Understanding Webalizer Website Traffic Analysis
The first step is to not rely on a “hit counter” (ESPECIALLY the “free” hit counters. I have seen more malware on servers from free hit counters than from any other source). Counters are misleading and basically useless for determining the success of your website.
A lot of web-hosting services offer Webalizer. There may be different “server-side” statistic programs like AWStats installed as well. It is up to you what to use, or you may even have multiple tracking systems simultaneously, if your host allows. (Statistics software causes a lot of work for the server, and many hosts do not allow more than one at a time.)
Comprehending Webalizer (This list is by no means complete)
Finding the Statistics
The first thing you see when you log in to Webalizer, is a bar-chart showing the traffic history of your site. By default, this will show up to a year’s worth of data. To view the details, click the month as listed in the chart below the table. Clicking on the appropriate month will provide a record of activity to your website.
Referrers: A “referral” is when a user reaches your site by clicking a link on a different site. Webalizer will document which site led them to you. If they discovered you during a Google search, it will inform you that it was from Google, but not what they were searching for when they discovered you. If you want to see what visitors were looking for when they clicked, then register for Google Analytics. Every page your are trying to track should have a code snippet (script) in the footer if you use Analytics.
Files and Hits: These statistics are the most misleading. Every time a URL is put in, it is considered a “hit”. This is still true if the URL has stopped working or if it was misspelled. A “file” is every completed download whether it be pages, images, sounds, or videos.

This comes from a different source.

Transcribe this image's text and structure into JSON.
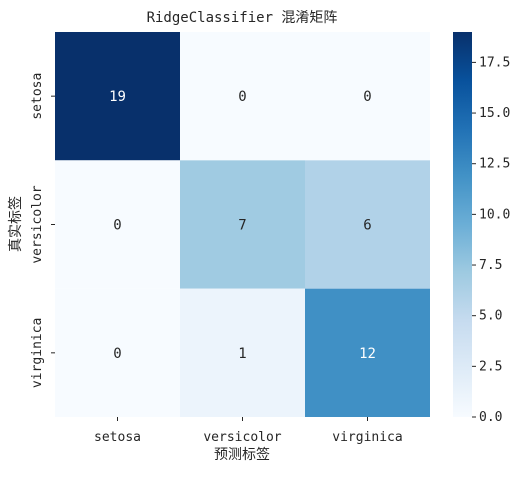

Page: When a page is legitimatly accessed, then it is counted as a page (This does not include images or flash objects not embedded in the page). Pages can have names that end in “html”, “php”, “asp”, and so on.
Visitor: Visitors are generally identified via their IP address. This is misleading since some visitors might use the same ISP or might have a firewall that prevents them being correctly identified. If a visitor to a page does not quickly navigate to another, he may be counted as two visitors. The host typically is the one who decides the time limit, which is usually thirty minutes.
Webalizer registers “bot” activity on your website – such as Google’s “spider” Internet crawler. You can find evidence of these in the “sites” segment of the statistics. It might amaze you when you discover the amount of spiders coming to your site and the amount of bandwidth they take up in doing so. If you want to prevent undesirable bots from visiting your site, make or alter the “robots.txt” file on your computer. While the majority of spiders will heed your request, nothing legally regulates this.